English footballer and manager

Edmond Crawford (31 October 1906 – 13 December 1977) was an English footballer and football manager.

==Playing career==
Crawford started his career as an amateur when joining his two brothers at Filey Town in February 1922. He moved to Scarborough Penguins in 1923, then to Scarborough before returning to Filey Town for two seasons in 1929, where he set a local league record by scoring 141 goals in 73 matches. His first professional contract was at Halifax Town in 1931. He then signed for Liverpool where he scored 4 goals in 8 matches. In 1933, he joined Clapton Orient, where he ended his playing career.
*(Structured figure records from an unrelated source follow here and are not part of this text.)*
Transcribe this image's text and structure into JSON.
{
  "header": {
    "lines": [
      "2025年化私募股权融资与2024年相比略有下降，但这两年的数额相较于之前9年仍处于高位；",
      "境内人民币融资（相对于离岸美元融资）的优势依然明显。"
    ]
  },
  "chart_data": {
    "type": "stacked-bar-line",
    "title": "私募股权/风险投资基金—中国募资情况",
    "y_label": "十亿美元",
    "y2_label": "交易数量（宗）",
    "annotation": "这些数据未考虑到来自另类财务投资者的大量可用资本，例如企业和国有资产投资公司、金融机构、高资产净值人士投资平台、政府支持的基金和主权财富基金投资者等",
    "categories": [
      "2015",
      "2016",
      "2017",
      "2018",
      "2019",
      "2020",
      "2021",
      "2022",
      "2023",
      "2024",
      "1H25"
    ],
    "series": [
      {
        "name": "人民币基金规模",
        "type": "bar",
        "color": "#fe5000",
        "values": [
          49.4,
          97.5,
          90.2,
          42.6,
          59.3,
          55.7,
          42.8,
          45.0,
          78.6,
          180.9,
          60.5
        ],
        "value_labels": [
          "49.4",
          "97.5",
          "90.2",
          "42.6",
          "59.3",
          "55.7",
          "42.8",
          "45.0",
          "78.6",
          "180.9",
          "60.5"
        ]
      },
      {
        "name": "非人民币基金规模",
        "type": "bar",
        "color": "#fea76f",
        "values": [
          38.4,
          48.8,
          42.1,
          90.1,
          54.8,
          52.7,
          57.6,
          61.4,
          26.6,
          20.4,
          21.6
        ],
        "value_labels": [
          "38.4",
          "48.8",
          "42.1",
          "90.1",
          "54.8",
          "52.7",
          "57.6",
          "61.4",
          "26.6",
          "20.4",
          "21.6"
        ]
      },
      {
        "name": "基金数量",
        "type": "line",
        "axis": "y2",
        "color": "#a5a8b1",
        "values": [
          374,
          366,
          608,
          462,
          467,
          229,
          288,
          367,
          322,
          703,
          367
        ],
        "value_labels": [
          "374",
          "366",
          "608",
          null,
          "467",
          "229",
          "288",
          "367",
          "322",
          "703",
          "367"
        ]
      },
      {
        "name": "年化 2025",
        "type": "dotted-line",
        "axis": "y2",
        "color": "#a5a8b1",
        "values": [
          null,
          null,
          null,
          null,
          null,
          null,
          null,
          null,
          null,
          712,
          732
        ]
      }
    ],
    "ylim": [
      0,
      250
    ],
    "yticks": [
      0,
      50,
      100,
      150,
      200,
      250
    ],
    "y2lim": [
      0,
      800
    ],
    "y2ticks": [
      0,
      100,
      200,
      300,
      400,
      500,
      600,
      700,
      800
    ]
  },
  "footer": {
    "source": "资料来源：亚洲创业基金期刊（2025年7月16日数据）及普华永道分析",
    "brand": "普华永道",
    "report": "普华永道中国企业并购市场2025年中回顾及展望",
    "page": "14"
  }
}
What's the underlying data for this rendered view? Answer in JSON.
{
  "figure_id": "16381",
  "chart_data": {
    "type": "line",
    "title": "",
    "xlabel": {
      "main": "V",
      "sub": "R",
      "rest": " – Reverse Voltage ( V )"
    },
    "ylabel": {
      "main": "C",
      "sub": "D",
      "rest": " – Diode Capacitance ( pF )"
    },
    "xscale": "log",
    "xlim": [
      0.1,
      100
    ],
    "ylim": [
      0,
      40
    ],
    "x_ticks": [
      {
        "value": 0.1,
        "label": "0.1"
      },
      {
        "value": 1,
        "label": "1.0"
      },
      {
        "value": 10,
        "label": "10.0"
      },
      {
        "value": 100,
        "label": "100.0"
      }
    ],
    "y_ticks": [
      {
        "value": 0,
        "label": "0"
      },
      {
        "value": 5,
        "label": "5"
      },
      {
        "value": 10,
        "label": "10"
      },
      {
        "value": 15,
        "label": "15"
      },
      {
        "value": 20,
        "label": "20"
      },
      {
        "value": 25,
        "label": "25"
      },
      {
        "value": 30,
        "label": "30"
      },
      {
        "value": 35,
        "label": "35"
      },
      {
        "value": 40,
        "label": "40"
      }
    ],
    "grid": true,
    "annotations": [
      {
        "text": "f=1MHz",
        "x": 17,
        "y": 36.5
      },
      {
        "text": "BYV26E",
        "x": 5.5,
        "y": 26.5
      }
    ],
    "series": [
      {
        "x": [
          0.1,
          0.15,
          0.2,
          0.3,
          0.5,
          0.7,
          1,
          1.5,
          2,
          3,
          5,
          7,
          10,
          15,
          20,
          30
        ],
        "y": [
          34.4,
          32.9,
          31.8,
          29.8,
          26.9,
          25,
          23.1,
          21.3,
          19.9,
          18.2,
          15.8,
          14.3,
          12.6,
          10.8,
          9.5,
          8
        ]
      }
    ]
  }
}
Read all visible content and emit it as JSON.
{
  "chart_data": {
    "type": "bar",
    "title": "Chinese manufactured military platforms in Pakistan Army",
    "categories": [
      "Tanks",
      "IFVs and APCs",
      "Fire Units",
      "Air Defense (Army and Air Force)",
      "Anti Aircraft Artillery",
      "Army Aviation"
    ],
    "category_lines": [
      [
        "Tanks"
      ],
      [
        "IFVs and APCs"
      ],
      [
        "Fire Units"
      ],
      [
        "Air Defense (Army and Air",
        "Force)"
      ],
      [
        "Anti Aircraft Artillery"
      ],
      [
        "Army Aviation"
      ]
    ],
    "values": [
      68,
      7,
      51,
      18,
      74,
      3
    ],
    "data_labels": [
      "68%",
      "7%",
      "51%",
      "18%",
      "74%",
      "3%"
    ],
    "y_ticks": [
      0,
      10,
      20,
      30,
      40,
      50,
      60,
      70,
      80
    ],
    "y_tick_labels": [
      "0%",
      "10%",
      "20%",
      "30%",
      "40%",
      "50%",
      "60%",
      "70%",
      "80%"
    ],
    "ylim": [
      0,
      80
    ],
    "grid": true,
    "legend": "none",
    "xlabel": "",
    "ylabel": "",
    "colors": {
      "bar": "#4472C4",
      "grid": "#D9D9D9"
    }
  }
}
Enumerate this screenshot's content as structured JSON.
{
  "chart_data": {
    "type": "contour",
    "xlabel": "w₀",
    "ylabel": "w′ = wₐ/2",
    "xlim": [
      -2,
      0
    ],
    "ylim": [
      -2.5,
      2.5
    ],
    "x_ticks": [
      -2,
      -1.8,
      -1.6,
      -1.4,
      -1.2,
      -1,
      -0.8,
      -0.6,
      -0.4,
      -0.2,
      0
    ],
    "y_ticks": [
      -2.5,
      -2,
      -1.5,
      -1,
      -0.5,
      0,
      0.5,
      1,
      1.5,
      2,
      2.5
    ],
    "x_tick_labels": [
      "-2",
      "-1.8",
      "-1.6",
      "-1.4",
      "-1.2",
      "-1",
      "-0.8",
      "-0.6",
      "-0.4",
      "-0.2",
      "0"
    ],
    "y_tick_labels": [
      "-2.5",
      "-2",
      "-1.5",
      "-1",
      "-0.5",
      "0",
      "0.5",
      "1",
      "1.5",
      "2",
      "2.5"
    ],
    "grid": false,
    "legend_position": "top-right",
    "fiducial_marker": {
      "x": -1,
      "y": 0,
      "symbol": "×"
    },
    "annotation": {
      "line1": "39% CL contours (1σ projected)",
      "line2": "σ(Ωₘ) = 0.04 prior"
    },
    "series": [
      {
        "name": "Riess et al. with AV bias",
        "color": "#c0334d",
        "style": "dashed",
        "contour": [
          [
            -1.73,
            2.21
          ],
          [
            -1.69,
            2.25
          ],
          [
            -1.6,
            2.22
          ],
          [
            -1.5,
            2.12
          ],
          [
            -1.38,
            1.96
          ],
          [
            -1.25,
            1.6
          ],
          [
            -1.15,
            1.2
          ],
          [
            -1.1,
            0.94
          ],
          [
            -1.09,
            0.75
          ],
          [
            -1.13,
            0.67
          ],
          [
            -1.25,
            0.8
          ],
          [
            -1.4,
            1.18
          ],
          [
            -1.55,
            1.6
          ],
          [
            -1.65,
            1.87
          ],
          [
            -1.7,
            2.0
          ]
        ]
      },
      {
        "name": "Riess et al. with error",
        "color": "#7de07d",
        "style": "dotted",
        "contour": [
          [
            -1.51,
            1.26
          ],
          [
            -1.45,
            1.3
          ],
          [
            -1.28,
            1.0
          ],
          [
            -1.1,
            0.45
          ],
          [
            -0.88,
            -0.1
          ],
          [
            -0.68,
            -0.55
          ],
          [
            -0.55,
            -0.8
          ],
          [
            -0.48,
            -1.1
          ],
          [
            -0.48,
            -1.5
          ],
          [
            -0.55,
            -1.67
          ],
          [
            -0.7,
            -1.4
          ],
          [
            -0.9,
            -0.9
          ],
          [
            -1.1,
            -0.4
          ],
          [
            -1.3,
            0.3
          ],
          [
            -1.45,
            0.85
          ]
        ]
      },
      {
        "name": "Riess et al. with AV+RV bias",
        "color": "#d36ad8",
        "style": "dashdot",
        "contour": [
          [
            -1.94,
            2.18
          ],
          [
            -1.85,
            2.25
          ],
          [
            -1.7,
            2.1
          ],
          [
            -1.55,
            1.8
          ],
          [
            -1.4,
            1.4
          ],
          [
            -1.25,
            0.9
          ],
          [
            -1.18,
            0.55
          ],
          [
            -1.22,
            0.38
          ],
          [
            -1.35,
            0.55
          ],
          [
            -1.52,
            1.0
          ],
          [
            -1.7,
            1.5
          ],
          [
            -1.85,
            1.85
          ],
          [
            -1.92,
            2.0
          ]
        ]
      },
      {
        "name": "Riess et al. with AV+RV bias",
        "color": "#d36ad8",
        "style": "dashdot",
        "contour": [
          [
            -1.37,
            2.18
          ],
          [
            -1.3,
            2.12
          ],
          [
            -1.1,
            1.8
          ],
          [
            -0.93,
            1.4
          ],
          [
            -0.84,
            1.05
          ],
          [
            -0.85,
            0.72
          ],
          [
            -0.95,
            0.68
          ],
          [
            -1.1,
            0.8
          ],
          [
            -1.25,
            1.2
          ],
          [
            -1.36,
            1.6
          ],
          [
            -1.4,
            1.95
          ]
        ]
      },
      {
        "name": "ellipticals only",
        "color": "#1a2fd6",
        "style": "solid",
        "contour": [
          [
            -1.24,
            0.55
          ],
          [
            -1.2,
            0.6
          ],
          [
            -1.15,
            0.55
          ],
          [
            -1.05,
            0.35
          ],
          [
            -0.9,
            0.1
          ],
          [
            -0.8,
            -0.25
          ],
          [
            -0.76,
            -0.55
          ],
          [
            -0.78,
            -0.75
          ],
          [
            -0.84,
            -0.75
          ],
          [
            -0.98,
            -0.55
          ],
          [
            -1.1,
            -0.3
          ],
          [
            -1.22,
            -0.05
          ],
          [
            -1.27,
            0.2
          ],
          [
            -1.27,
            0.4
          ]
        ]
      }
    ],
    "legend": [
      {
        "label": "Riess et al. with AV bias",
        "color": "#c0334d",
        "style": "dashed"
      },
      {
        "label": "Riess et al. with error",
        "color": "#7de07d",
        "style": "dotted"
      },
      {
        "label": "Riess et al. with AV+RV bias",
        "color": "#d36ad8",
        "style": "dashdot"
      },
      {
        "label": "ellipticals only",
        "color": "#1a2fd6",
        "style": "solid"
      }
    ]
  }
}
He played his last 6 years with an undiagnosed broken ankle.

==Managerial career==
After the World War II, he started his managerial career in Sweden with Degerfors IF. He then went to Italy, at Bologna, as George Raynor told him there was a job. He then went to Livorno, AEK Athens and Barnet, and also later assisted at Crewe Alexandra.